Are the British a Servile People? Idealism and the EU
 As we look at the way our country is
governed now and compare it with the situation around the time of the Second
World War, we can see many changes and none for the better.
In this paper it is explained how successive British governments have
surrendered our democracy to layers of international bureaucracy which have
acquired completely unaccountable power over our legal, political, economic
and social decisions. The largest of these transnational bureaucracies is the
United Nations and the most powerful is the European Union, whose aim it is to
turn itself into a post-national state.
This process has, Kenneth Minogue argues, deprived our elected politicians of
real power and taken away their opportunity to behave in a genuinely
statesmanlike manner, leaving them to become involved in make-believe changes
to society, expenses manipulation and general nest-feathering.

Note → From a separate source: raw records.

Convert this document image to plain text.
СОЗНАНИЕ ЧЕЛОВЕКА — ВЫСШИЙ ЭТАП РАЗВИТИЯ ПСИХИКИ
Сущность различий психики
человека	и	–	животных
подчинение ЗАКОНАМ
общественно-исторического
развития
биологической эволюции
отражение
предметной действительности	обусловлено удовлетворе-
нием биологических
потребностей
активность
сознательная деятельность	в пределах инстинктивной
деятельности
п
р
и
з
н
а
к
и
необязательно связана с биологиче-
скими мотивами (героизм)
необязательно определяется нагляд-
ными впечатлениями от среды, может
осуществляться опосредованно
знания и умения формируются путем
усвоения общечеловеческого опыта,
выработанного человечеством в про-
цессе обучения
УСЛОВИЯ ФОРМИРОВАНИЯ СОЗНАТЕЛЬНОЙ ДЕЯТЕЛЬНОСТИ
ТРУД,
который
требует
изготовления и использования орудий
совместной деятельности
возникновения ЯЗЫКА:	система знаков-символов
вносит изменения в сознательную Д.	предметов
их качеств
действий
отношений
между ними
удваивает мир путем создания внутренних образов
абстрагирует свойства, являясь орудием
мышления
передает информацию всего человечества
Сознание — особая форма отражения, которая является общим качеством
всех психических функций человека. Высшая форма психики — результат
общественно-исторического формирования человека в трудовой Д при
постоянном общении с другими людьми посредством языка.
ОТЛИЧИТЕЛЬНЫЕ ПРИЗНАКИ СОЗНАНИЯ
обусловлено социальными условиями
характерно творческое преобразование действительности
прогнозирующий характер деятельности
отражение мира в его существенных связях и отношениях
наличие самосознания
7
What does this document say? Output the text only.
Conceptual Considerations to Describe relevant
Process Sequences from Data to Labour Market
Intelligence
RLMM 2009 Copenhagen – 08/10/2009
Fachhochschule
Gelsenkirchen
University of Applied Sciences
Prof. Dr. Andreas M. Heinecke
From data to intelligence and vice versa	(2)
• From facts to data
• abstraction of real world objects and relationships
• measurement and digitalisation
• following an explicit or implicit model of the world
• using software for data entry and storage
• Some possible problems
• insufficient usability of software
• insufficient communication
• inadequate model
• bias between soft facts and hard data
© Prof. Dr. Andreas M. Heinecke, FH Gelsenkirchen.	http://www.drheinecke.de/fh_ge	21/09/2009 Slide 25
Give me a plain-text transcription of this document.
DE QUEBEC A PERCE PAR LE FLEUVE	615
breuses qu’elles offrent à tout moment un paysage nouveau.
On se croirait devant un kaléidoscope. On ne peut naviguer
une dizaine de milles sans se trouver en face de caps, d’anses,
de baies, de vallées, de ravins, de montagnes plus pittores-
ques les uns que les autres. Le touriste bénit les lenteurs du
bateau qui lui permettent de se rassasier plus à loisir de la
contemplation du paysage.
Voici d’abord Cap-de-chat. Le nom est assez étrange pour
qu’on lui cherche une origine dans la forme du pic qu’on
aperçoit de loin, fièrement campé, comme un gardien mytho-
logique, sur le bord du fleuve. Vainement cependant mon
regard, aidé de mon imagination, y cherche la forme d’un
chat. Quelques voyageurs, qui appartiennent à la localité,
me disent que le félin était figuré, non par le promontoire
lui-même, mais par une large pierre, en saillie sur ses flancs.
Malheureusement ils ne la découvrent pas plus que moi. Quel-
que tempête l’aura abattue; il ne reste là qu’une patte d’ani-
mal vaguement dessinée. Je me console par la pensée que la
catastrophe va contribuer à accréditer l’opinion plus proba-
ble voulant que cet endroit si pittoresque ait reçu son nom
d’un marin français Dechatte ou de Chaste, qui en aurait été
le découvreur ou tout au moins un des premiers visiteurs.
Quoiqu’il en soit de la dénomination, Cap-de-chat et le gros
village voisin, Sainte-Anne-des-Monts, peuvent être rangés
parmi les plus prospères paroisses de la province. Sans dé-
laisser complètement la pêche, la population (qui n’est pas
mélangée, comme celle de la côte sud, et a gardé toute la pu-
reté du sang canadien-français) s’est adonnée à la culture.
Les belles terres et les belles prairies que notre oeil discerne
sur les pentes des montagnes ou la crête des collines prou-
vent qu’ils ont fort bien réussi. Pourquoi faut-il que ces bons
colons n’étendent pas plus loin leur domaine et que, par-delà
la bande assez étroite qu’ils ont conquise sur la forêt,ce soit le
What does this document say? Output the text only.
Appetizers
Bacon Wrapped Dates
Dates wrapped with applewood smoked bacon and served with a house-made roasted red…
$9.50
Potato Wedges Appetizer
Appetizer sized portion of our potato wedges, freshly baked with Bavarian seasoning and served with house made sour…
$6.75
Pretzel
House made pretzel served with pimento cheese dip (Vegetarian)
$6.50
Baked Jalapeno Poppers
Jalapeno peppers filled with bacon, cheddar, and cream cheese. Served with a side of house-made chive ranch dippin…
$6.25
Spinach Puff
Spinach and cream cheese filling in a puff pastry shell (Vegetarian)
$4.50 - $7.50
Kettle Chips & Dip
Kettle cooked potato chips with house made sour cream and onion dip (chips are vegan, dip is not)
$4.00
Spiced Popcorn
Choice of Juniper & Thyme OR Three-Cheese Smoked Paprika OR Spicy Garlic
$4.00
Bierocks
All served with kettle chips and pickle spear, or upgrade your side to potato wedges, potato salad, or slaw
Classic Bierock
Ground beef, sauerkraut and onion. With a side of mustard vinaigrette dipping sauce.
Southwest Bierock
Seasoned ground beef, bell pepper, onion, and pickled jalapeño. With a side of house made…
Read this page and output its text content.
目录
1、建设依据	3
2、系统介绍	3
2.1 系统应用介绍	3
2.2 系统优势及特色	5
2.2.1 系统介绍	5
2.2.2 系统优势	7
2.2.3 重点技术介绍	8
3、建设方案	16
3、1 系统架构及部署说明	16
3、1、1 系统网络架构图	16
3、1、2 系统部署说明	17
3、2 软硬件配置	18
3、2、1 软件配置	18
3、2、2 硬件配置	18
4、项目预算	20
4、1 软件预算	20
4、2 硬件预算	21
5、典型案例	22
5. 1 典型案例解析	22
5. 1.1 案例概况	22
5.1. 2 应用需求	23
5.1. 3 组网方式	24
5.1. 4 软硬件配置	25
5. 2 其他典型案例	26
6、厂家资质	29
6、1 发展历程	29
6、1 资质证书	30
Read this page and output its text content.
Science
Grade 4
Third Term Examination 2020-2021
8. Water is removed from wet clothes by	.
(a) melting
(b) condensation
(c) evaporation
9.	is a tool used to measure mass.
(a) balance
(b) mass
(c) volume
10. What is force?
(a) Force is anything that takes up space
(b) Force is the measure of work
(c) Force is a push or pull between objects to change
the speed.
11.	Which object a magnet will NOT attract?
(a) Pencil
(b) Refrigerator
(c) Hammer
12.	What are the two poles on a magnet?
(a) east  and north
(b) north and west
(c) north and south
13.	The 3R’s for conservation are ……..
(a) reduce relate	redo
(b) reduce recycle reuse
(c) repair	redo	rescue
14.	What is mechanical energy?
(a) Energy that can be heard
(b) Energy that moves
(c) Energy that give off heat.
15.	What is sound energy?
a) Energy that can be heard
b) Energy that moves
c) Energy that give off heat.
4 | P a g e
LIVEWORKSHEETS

Professor Minogue analyses the transnational bureaucracies that add to the
burden of regulation and increasingly control so much of our lives. This
increased meddling, he argues, is creating a feedback loop where ever more
regulations are required in an attempt to undo the damage caused by the
initial unnecessary state interference.
At the heart of the matter, Professor Minogue argues, is the curious form of
idealism that disdains pride in Britain and British culture, preferring to
give allegiance to a far more vaguely defined ideology of internationalism.
This rejection of national sovereignty, and the subsequent embracing of
unaccountable transnational institutions, as advocated by our political
establishment, has led to the British people submitting to more and more
authority which comes dressed as virtue.